One unintended and, in the circumstances, ironic consequence could be to stimulate competition between China and other claimants in order to gain effective control over Sandy Cay, if it's identified as the key to legal title over Subi (though its ability to generate a territorial sea would have to be independently determined).
A surprising omission by Dutton and Glaser is Thitu island, relevant because of its proximity to Subi and Sandy Cay. Thitu, one of the larger features occupied by the Philippines, appears to be fractionally beyond 12nm from Subi Reef. If the Lassen passed between Thitu and Subi (where we know it came within 6 miles), a more straightforward rationale for adopting innocent passage would have been with reference to Thitu island, since it is occupied and definitely entitled to a 12nm territorial sea. Instead, the focus has shifted to Sandy Cay, with the worrying implication that the Philippines and China may now feel pressure to demonstrate physical control, with all that entails.
We should not forget, amid the understandable excitement about China's island-building program in the Spratlys, that Beijing has not declared baselines or territorial waters anywhere in the South China Sea south of the Paracel Islands. China therefore hasn't laid formal legal claim to any feature in the Spratlys, notwithstanding President Xi Jinping's recent reiteration of sovereignty over islands in the South China Sea as 'Chinese territory since ancient times'. Nor have the Southeast Asian Spratlys claimants declared their own territorial seas there.
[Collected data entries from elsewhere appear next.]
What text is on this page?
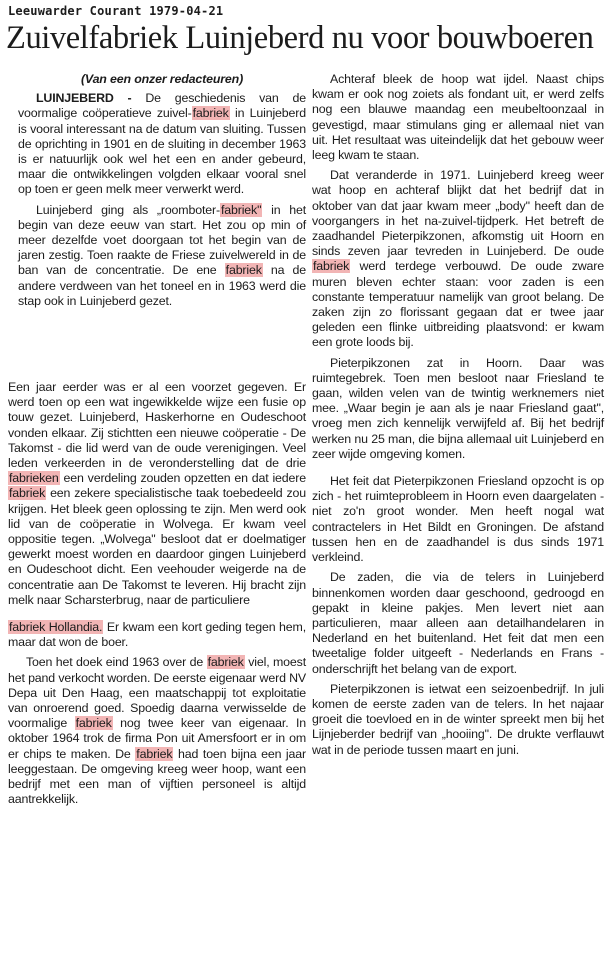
Leeuwarder Courant 1979-04-21
Zuivelfabriek Luinjeberd nu voor bouwboeren

(Van een onzer redacteuren)

LUINJEBERD - De geschiedenis van de voormalige coöperatieve zuivel-fabriek in Luinjeberd is vooral interessant na de datum van sluiting. Tussen de oprichting in 1901 en de sluiting in december 1963 is er natuurlijk ook wel het een en ander gebeurd, maar die ontwikkelingen volgden elkaar vooral snel op toen er geen melk meer verwerkt werd.

Luinjeberd ging als „roomboter-fabriek" in het begin van deze eeuw van start. Het zou op min of meer dezelfde voet doorgaan tot het begin van de jaren zestig. Toen raakte de Friese zuivelwereld in de ban van de concentratie. De ene fabriek na de andere verdween van het toneel en in 1963 werd die stap ook in Luinjeberd gezet.

Een jaar eerder was er al een voorzet gegeven. Er werd toen op een wat ingewikkelde wijze een fusie op touw gezet. Luinjeberd, Haskerhorne en Oudeschoot vonden elkaar. Zij stichtten een nieuwe coöperatie - De Takomst - die lid werd van de oude verenigingen. Veel leden verkeerden in de veronderstelling dat de drie fabrieken een verdeling zouden opzetten en dat iedere fabriek een zekere specialistische taak toebedeeld zou krijgen. Het bleek geen oplossing te zijn. Men werd ook lid van de coöperatie in Wolvega. Er kwam veel oppositie tegen. „Wolvega" besloot dat er doelmatiger gewerkt moest worden en daardoor gingen Luinjeberd en Oudeschoot dicht. Een veehouder weigerde na de concentratie aan De Takomst te leveren. Hij bracht zijn melk naar Scharsterbrug, naar de particuliere

fabriek Hollandia. Er kwam een kort geding tegen hem, maar dat won de boer.

Toen het doek eind 1963 over de fabriek viel, moest het pand verkocht worden. De eerste eigenaar werd NV Depa uit Den Haag, een maatschappij tot exploitatie van onroerend goed. Spoedig daarna verwisselde de voormalige fabriek nog twee keer van eigenaar. In oktober 1964 trok de firma Pon uit Amersfoort er in om er chips te maken. De fabriek had toen bijna een jaar leeggestaan. De omgeving kreeg weer hoop, want een bedrijf met een man of vijftien personeel is altijd aantrekkelijk.

Achteraf bleek de hoop wat ijdel. Naast chips kwam er ook nog zoiets als fondant uit, er werd zelfs nog een blauwe maandag een meubeltoonzaal in gevestigd, maar stimulans ging er allemaal niet van uit. Het resultaat was uiteindelijk dat het gebouw weer leeg kwam te staan.

Dat veranderde in 1971. Luinjeberd kreeg weer wat hoop en achteraf blijkt dat het bedrijf dat in oktober van dat jaar kwam meer „body" heeft dan de voorgangers in het na-zuivel-tijdperk. Het betreft de zaadhandel Pieterpikzonen, afkomstig uit Hoorn en sinds zeven jaar tevreden in Luinjeberd. De oude fabriek werd terdege verbouwd. De oude zware muren bleven echter staan: voor zaden is een constante temperatuur namelijk van groot belang. De zaken zijn zo florissant gegaan dat er twee jaar geleden een flinke uitbreiding plaatsvond: er kwam een grote loods bij.

Pieterpikzonen zat in Hoorn. Daar was ruimtegebrek. Toen men besloot naar Friesland te gaan, wilden velen van de twintig werknemers niet mee. „Waar begin je aan als je naar Friesland gaat", vroeg men zich kennelijk verwijfeld af. Bij het bedrijf werken nu 25 man, die bijna allemaal uit Luinjeberd en zeer wijde omgeving komen.

Het feit dat Pieterpikzonen Friesland opzocht is op zich - het ruimteprobleem in Hoorn even daargelaten - niet zo'n groot wonder. Men heeft nogal wat contractelers in Het Bildt en Groningen. De afstand tussen hen en de zaadhandel is dus sinds 1971 verkleind.

De zaden, die via de telers in Luinjeberd binnenkomen worden daar geschoond, gedroogd en gepakt in kleine pakjes. Men levert niet aan particulieren, maar alleen aan detailhandelaren in Nederland en het buitenland. Het feit dat men een tweetalige folder uitgeeft - Nederlands en Frans - onderschrijft het belang van de export.

Pieterpikzonen is ietwat een seizoenbedrijf. In juli komen de eerste zaden van de telers. In het najaar groeit die toevloed en in de winter spreekt men bij het Lijnjeberder bedrijf van „hooiing". De drukte verflauwt wat in de periode tussen maart en juni.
Stepping back from the migraine-inducing minutiae of passage regimes and maritime claims, what are we to make of this ever-thickening legal tangle? The first lesson from the convoluted ex post facto explanations being marshalled in the US to justify the Lassen's circumscribed FONOP last month is that, where the South China Sea is concerned, the devil lurks unexpectedly in the details. The aim of encouraging China and others to clarify their claims in conformity with UNCLOS is hard to argue against, but, in such a complex setting, clarity brings unpredictable consequences, as the messy post-mortem from the Lassen's passage is making clear.
The second point is that it doesn't pay to be too clever about sending signals. If they have to be 'deciphered' by subject specialists, chances are you've already lost the target audiences. Glaser and Dutton appear to be sensitive to this criticism of US policy.
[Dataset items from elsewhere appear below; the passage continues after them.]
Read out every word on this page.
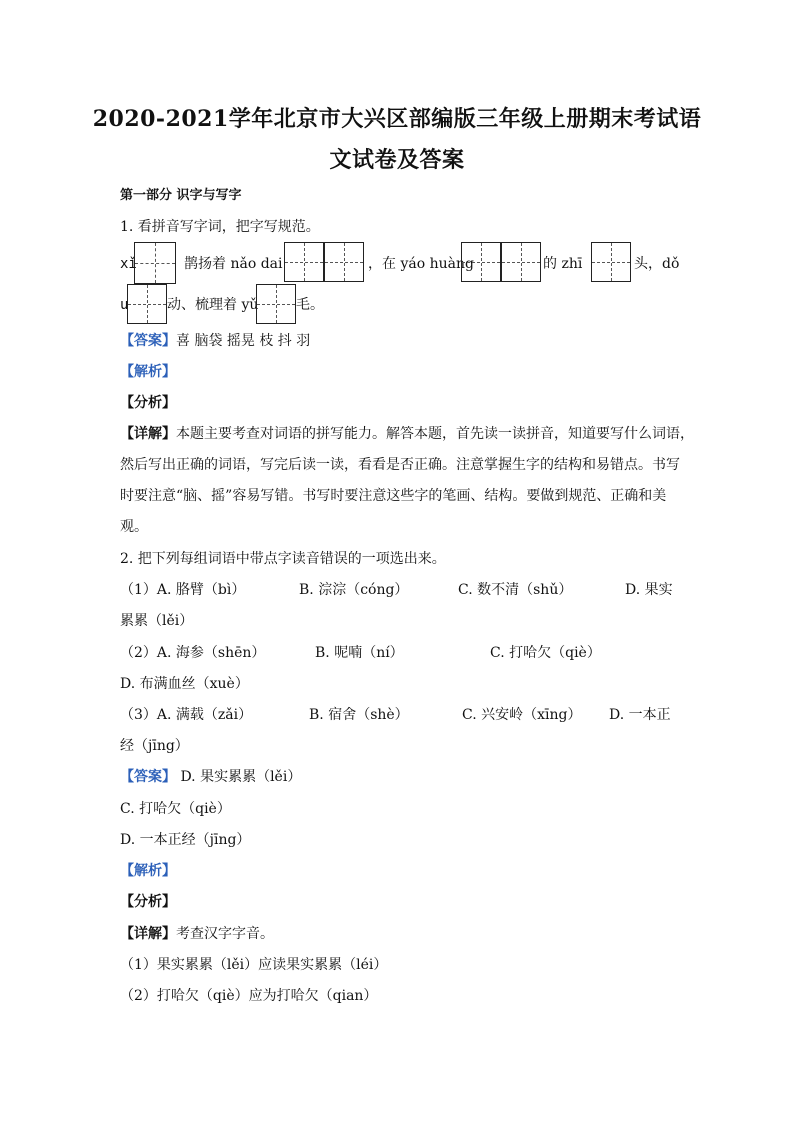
2020-2021学年北京市大兴区部编版三年级上册期末考试语
文试卷及答案
第一部分 识字与写字
1. 看拼音写字词，把字写规范。
xǐ	鹊扬着 nǎo dai	，在 yáo huàng	的 zhī	头，dǒ
u	动、梳理着 yǔ	毛。
【答案】喜 脑袋 摇晃 枝 抖 羽
【解析】
【分析】
【详解】本题主要考查对词语的拼写能力。解答本题，首先读一读拼音，知道要写什么词语，
然后写出正确的词语，写完后读一读，看看是否正确。注意掌握生字的结构和易错点。书写
时要注意“脑、摇”容易写错。书写时要注意这些字的笔画、结构。要做到规范、正确和美
观。
2. 把下列每组词语中带点字读音错误的一项选出来。
（1）A. 胳臂（bì）	B. 淙淙（cóng）	C. 数不清（shǔ）	D. 果实
累累（lěi）
（2）A. 海参（shēn）	B. 呢喃（ní）	C. 打哈欠（qiè）
D. 布满血丝（xuè）
（3）A. 满载（zǎi）	B. 宿舍（shè）	C. 兴安岭（xīng） D. 一本正
经（jīng）
【答案】 D. 果实累累（lěi）
C. 打哈欠（qiè）
D. 一本正经（jīng）
【解析】
【分析】
【详解】考查汉字字音。
（1）果实累累（lěi）应读果实累累（léi）
（2）打哈欠（qiè）应为打哈欠（qian）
The intimidatingly named Mischief Reef, originally briefed as a location for the Lassen's FONOP, was apparently shunned because it is more operationally difficult, including for navigation, but also because there is a more formidable Chinese presence there than at Subi. However, Mischief Reef has the singular advantage of being a relatively isolated LTE without any entitlement to territorial waters or innocent passage, therefore ideally suited to clarify the US position by conducting a surface FONOP (and preferably overflight) in the normal operational mode. This doesn’t have to be a 'blatant' challenge as Dutton and Glaser suggest, but in future the US should avoid mixing its signals by combining innocent passage with freedom of navigation assertions.
Until formal territorial seas have been declared by claimants in the Spratly Islands, the elegantly simple solution would be for the US Navy to act accordingly.
*Editor's note 26 November 2015: The text of the cited National Interest article has changed since this post was published on The Interpreter on 9 November 2015.